Der große Favorit hat sich zum zweiten Mal in Folge die Marathon-Krone aufgesetzt: Weltrekordler Eliud Kipchoge rannte am Sonntag in Sapporo ungefährdet zum zweiten Olympiasieg. Richard Ringer und Amanal Petros liefen in die Top 30.
Olympische Spiele 2021
Wie heißt es so schön: Bei Kilometer 30 fängt der Marathon erst richtig an. Und das traf am Sonntag auch auf den olympischen Wettbewerb in Sapporo zu. Bis Kilometer 28 war eine große Gruppe an der Spitze beisammen, aus der sich aus dem Kreise der Favoriten unerwartet früh die Äthiopier Shura Kitata und Sisay Lemma verabschiedet hatten. Etwa 30 Athleten hatten im Pulk die Halbmarathon-Marke überquert, unter ihnen auch der Deutsche Rekordhalter Amanal Petros (TV Wattenscheid 01). Rund fünf Kilometer darauf begann die entscheidende Rennphase.
Wieder einmal war es Weltrekordler Eliud Kipchoge, der dem Rennen seinen Stempel aufdrückte. Auf der ersten Hälfte scheinbar mühelos immer in der ersten Reihe unterwegs, stets aufmerksam, aber noch zu Scherzen mit den Konkurrenten aufgelegt, erhöhte der Kenianer ab Kilometer 28 das Tempo, und die große Gruppe fiel Meter um Meter auseinander. Bei Kilometer 35 hatte Kipchoge bereits fast 30 Sekunden Vorsprung, fünf Kilometer darauf waren es 1:17 Minuten – und der Olympiasieg war vergeben. Seine Zeit im Ziel: 2:08:38 Stunden.
Silber und Bronze für Europa
Spannend wurde es im Kampf um Silber und Bronze. Mit dem Antritt von Kipchoge formierte sich hinter ihm eine Vierergruppe, in der sich dessen Landsmann Lawrence Cherono sowie Ayad Lamdassem (Spanien), Bashir Abdi (Belgien) und Abdi Nageeye (Niederlande) belauerten. Dahinter versuchte der Japaner Suguru Osako, angefeuert von zahlreichen Zuschauern an der Strecke, den Anschluss zur Gruppe wieder herzustellen.
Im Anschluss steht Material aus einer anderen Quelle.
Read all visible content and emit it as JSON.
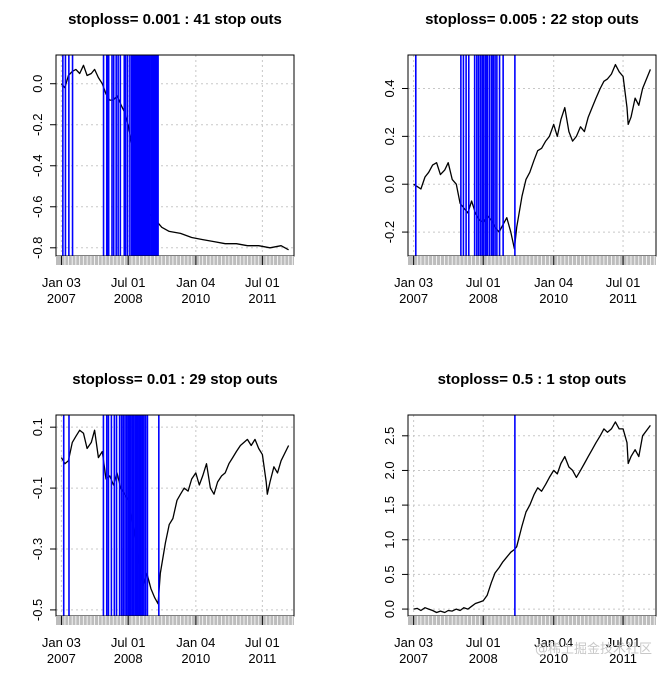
{
  "charts": {
    "xticks": [
      {
        "date": "2007-01-03",
        "line1": "Jan 03",
        "line2": "2007"
      },
      {
        "date": "2008-07-01",
        "line1": "Jul 01",
        "line2": "2008"
      },
      {
        "date": "2010-01-04",
        "line1": "Jan 04",
        "line2": "2010"
      },
      {
        "date": "2011-07-01",
        "line1": "Jul 01",
        "line2": "2011"
      }
    ],
    "xlim": [
      "2006-11-20",
      "2012-03-15"
    ]
  },
  "chart_data": [
    {
      "type": "line",
      "title": "stoploss= 0.001 : 41 stop outs",
      "ylim": [
        -0.84,
        0.14
      ],
      "yticks": [
        0.0,
        -0.2,
        -0.4,
        -0.6,
        -0.8
      ],
      "ytick_labels": [
        "0.0",
        "-0.2",
        "-0.4",
        "-0.6",
        "-0.8"
      ],
      "grid": true,
      "series_color": "#000000",
      "stop_color": "#0000ff",
      "series": {
        "x": [
          "2007-01-03",
          "2007-02-01",
          "2007-03-01",
          "2007-04-02",
          "2007-05-01",
          "2007-06-01",
          "2007-07-02",
          "2007-08-01",
          "2007-09-04",
          "2007-10-01",
          "2007-11-01",
          "2007-12-03",
          "2008-01-02",
          "2008-02-01",
          "2008-03-03",
          "2008-04-01",
          "2008-05-01",
          "2008-06-02",
          "2008-07-01",
          "2008-08-01",
          "2008-09-02",
          "2008-10-01",
          "2008-11-03",
          "2008-12-01",
          "2009-02-02",
          "2009-04-01",
          "2009-06-01",
          "2009-09-01",
          "2009-12-01",
          "2010-03-01",
          "2010-06-01",
          "2010-09-01",
          "2010-12-01",
          "2011-03-01",
          "2011-06-01",
          "2011-09-01",
          "2011-12-01",
          "2012-01-31"
        ],
        "y": [
          0.0,
          -0.02,
          0.04,
          0.06,
          0.07,
          0.05,
          0.09,
          0.04,
          0.05,
          0.07,
          0.03,
          0.0,
          -0.05,
          -0.08,
          -0.08,
          -0.06,
          -0.1,
          -0.14,
          -0.2,
          -0.3,
          -0.38,
          -0.48,
          -0.56,
          -0.62,
          -0.66,
          -0.7,
          -0.72,
          -0.73,
          -0.75,
          -0.76,
          -0.77,
          -0.78,
          -0.78,
          -0.79,
          -0.79,
          -0.8,
          -0.79,
          -0.81
        ]
      },
      "stop_outs": [
        "2007-01-15",
        "2007-02-05",
        "2007-03-05",
        "2007-04-04",
        "2007-12-13",
        "2008-01-08",
        "2008-01-18",
        "2008-01-24",
        "2008-02-20",
        "2008-03-05",
        "2008-03-25",
        "2008-04-10",
        "2008-04-28",
        "2008-05-30",
        "2008-06-10",
        "2008-06-26",
        "2008-07-15",
        "2008-07-30",
        "2008-08-10",
        "2008-08-20",
        "2008-09-01",
        "2008-09-10",
        "2008-09-20",
        "2008-09-29",
        "2008-10-07",
        "2008-10-15",
        "2008-10-23",
        "2008-11-01",
        "2008-11-10",
        "2008-11-19",
        "2008-11-28",
        "2008-12-08",
        "2008-12-17",
        "2008-12-26",
        "2009-01-06",
        "2009-01-15",
        "2009-01-24",
        "2009-02-02",
        "2009-02-11",
        "2009-02-20",
        "2009-03-02"
      ]
    },
    {
      "type": "line",
      "title": "stoploss= 0.005 : 22 stop outs",
      "ylim": [
        -0.3,
        0.54
      ],
      "yticks": [
        -0.2,
        0.0,
        0.2,
        0.4
      ],
      "ytick_labels": [
        "-0.2",
        "0.0",
        "0.2",
        "0.4"
      ],
      "grid": true,
      "series_color": "#000000",
      "stop_color": "#0000ff",
      "series": {
        "x": [
          "2007-01-03",
          "2007-02-01",
          "2007-03-01",
          "2007-04-02",
          "2007-05-01",
          "2007-06-01",
          "2007-07-02",
          "2007-08-01",
          "2007-09-04",
          "2007-10-01",
          "2007-11-01",
          "2007-12-03",
          "2008-01-02",
          "2008-02-01",
          "2008-03-03",
          "2008-04-01",
          "2008-05-01",
          "2008-06-02",
          "2008-07-01",
          "2008-08-01",
          "2008-09-02",
          "2008-10-01",
          "2008-11-03",
          "2008-12-01",
          "2009-01-02",
          "2009-02-02",
          "2009-03-02",
          "2009-03-20",
          "2009-05-01",
          "2009-06-01",
          "2009-07-01",
          "2009-08-03",
          "2009-09-01",
          "2009-10-01",
          "2009-11-02",
          "2009-12-01",
          "2010-01-04",
          "2010-02-01",
          "2010-03-01",
          "2010-04-01",
          "2010-05-03",
          "2010-06-01",
          "2010-07-01",
          "2010-08-02",
          "2010-09-01",
          "2010-10-01",
          "2010-11-01",
          "2010-12-01",
          "2011-01-03",
          "2011-02-01",
          "2011-03-01",
          "2011-04-01",
          "2011-05-02",
          "2011-06-01",
          "2011-07-01",
          "2011-08-01",
          "2011-08-10",
          "2011-09-01",
          "2011-10-03",
          "2011-11-01",
          "2011-12-01",
          "2012-01-31"
        ],
        "y": [
          0.0,
          -0.01,
          -0.02,
          0.03,
          0.05,
          0.08,
          0.09,
          0.04,
          0.06,
          0.09,
          0.02,
          0.0,
          -0.08,
          -0.1,
          -0.12,
          -0.07,
          -0.12,
          -0.15,
          -0.16,
          -0.13,
          -0.15,
          -0.18,
          -0.2,
          -0.17,
          -0.14,
          -0.2,
          -0.27,
          -0.18,
          -0.05,
          0.02,
          0.05,
          0.1,
          0.14,
          0.15,
          0.18,
          0.2,
          0.25,
          0.2,
          0.27,
          0.32,
          0.22,
          0.18,
          0.2,
          0.24,
          0.22,
          0.28,
          0.32,
          0.36,
          0.4,
          0.43,
          0.44,
          0.46,
          0.5,
          0.47,
          0.45,
          0.32,
          0.25,
          0.28,
          0.36,
          0.33,
          0.4,
          0.48
        ]
      },
      "stop_outs": [
        "2007-01-20",
        "2008-01-08",
        "2008-01-28",
        "2008-02-18",
        "2008-03-10",
        "2008-04-25",
        "2008-05-12",
        "2008-05-26",
        "2008-06-10",
        "2008-06-24",
        "2008-07-02",
        "2008-07-16",
        "2008-07-24",
        "2008-08-04",
        "2008-08-20",
        "2008-09-05",
        "2008-09-18",
        "2008-10-02",
        "2008-10-16",
        "2008-11-06",
        "2008-12-04",
        "2009-03-06"
      ]
    },
    {
      "type": "line",
      "title": "stoploss= 0.01 : 29 stop outs",
      "ylim": [
        -0.52,
        0.14
      ],
      "yticks": [
        0.1,
        -0.1,
        -0.3,
        -0.5
      ],
      "ytick_labels": [
        "0.1",
        "-0.1",
        "-0.3",
        "-0.5"
      ],
      "grid": true,
      "series_color": "#000000",
      "stop_color": "#0000ff",
      "series": {
        "x": [
          "2007-01-03",
          "2007-02-01",
          "2007-03-01",
          "2007-04-02",
          "2007-05-01",
          "2007-06-01",
          "2007-07-02",
          "2007-08-01",
          "2007-09-04",
          "2007-10-01",
          "2007-11-01",
          "2007-12-03",
          "2008-01-02",
          "2008-02-01",
          "2008-03-03",
          "2008-04-01",
          "2008-05-01",
          "2008-06-02",
          "2008-07-01",
          "2008-08-01",
          "2008-09-02",
          "2008-10-01",
          "2008-11-03",
          "2008-12-01",
          "2009-01-02",
          "2009-02-02",
          "2009-03-02",
          "2009-03-20",
          "2009-05-01",
          "2009-06-01",
          "2009-07-01",
          "2009-08-03",
          "2009-09-01",
          "2009-10-01",
          "2009-11-02",
          "2009-12-01",
          "2010-01-04",
          "2010-02-01",
          "2010-03-01",
          "2010-04-01",
          "2010-05-03",
          "2010-06-01",
          "2010-07-01",
          "2010-08-02",
          "2010-09-01",
          "2010-10-01",
          "2010-11-01",
          "2010-12-01",
          "2011-01-03",
          "2011-02-01",
          "2011-03-01",
          "2011-04-01",
          "2011-05-02",
          "2011-06-01",
          "2011-07-01",
          "2011-08-01",
          "2011-08-10",
          "2011-09-01",
          "2011-10-03",
          "2011-11-01",
          "2011-12-01",
          "2012-01-31"
        ],
        "y": [
          0.0,
          -0.02,
          -0.01,
          0.05,
          0.07,
          0.09,
          0.08,
          0.03,
          0.05,
          0.09,
          0.0,
          0.02,
          -0.07,
          -0.06,
          -0.09,
          -0.05,
          -0.1,
          -0.12,
          -0.14,
          -0.2,
          -0.28,
          -0.36,
          -0.42,
          -0.38,
          -0.43,
          -0.46,
          -0.48,
          -0.38,
          -0.28,
          -0.22,
          -0.2,
          -0.14,
          -0.12,
          -0.1,
          -0.11,
          -0.07,
          -0.05,
          -0.09,
          -0.06,
          -0.02,
          -0.1,
          -0.12,
          -0.08,
          -0.06,
          -0.05,
          -0.02,
          0.0,
          0.02,
          0.04,
          0.05,
          0.06,
          0.04,
          0.06,
          0.03,
          0.01,
          -0.08,
          -0.12,
          -0.08,
          -0.03,
          -0.05,
          -0.01,
          0.04
        ]
      },
      "stop_outs": [
        "2007-01-22",
        "2007-03-06",
        "2007-12-12",
        "2008-01-08",
        "2008-01-22",
        "2008-02-15",
        "2008-03-10",
        "2008-03-28",
        "2008-04-22",
        "2008-05-08",
        "2008-05-22",
        "2008-06-05",
        "2008-06-18",
        "2008-06-30",
        "2008-07-10",
        "2008-07-22",
        "2008-08-04",
        "2008-08-14",
        "2008-08-26",
        "2008-09-05",
        "2008-09-16",
        "2008-09-26",
        "2008-10-06",
        "2008-10-15",
        "2008-10-27",
        "2008-11-07",
        "2008-11-20",
        "2008-12-05",
        "2009-03-08"
      ]
    },
    {
      "type": "line",
      "title": "stoploss= 0.5 : 1 stop outs",
      "ylim": [
        -0.1,
        2.8
      ],
      "yticks": [
        0.0,
        0.5,
        1.0,
        1.5,
        2.0,
        2.5
      ],
      "ytick_labels": [
        "0.0",
        "0.5",
        "1.0",
        "1.5",
        "2.0",
        "2.5"
      ],
      "grid": true,
      "series_color": "#000000",
      "stop_color": "#0000ff",
      "series": {
        "x": [
          "2007-01-03",
          "2007-02-01",
          "2007-03-01",
          "2007-04-02",
          "2007-05-01",
          "2007-06-01",
          "2007-07-02",
          "2007-08-01",
          "2007-09-04",
          "2007-10-01",
          "2007-11-01",
          "2007-12-03",
          "2008-01-02",
          "2008-02-01",
          "2008-03-03",
          "2008-04-01",
          "2008-05-01",
          "2008-06-02",
          "2008-07-01",
          "2008-08-01",
          "2008-09-02",
          "2008-10-01",
          "2008-11-03",
          "2008-12-01",
          "2009-01-02",
          "2009-02-02",
          "2009-03-02",
          "2009-03-20",
          "2009-05-01",
          "2009-06-01",
          "2009-07-01",
          "2009-08-03",
          "2009-09-01",
          "2009-10-01",
          "2009-11-02",
          "2009-12-01",
          "2010-01-04",
          "2010-02-01",
          "2010-03-01",
          "2010-04-01",
          "2010-05-03",
          "2010-06-01",
          "2010-07-01",
          "2010-08-02",
          "2010-09-01",
          "2010-10-01",
          "2010-11-01",
          "2010-12-01",
          "2011-01-03",
          "2011-02-01",
          "2011-03-01",
          "2011-04-01",
          "2011-05-02",
          "2011-06-01",
          "2011-07-01",
          "2011-08-01",
          "2011-08-10",
          "2011-09-01",
          "2011-10-03",
          "2011-11-01",
          "2011-12-01",
          "2012-01-31"
        ],
        "y": [
          0.0,
          0.01,
          -0.02,
          0.02,
          0.0,
          -0.02,
          -0.05,
          -0.03,
          -0.05,
          -0.02,
          -0.03,
          0.0,
          -0.02,
          0.02,
          0.0,
          0.04,
          0.08,
          0.1,
          0.12,
          0.2,
          0.38,
          0.52,
          0.6,
          0.68,
          0.75,
          0.82,
          0.86,
          0.9,
          1.2,
          1.4,
          1.5,
          1.65,
          1.75,
          1.7,
          1.8,
          1.9,
          2.0,
          1.95,
          2.1,
          2.2,
          2.05,
          2.0,
          1.9,
          2.0,
          2.1,
          2.2,
          2.3,
          2.4,
          2.5,
          2.6,
          2.55,
          2.6,
          2.7,
          2.6,
          2.6,
          2.4,
          2.1,
          2.2,
          2.3,
          2.2,
          2.5,
          2.65
        ]
      },
      "stop_outs": [
        "2009-03-06"
      ]
    }
  ],
  "watermark": "@稀土掘金技术社区"
}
Die Entscheidung fiel erst auf den letzten 100 Metern, auf denen Abdi Nageeye (2:09:58 h) den besten Sprint hatte. Mit heftigem Winken lotste er auch Bashir Abdi (2:10:00 h) noch an dem lange in der Gruppe für Tempo sorgenden Lawrence Cherono (2:10:02 h) vorbei, der sichtlich enttäuscht ohne Medaille ausging. Sowohl Nageeye als auch Abdi wurden in Mogadishu in Somalia geboren, für ihre neue Heimat holten sie die ersten olympischen Marathon-Medaillen seit 1980 (Niederlande) und 1976 (Belgien).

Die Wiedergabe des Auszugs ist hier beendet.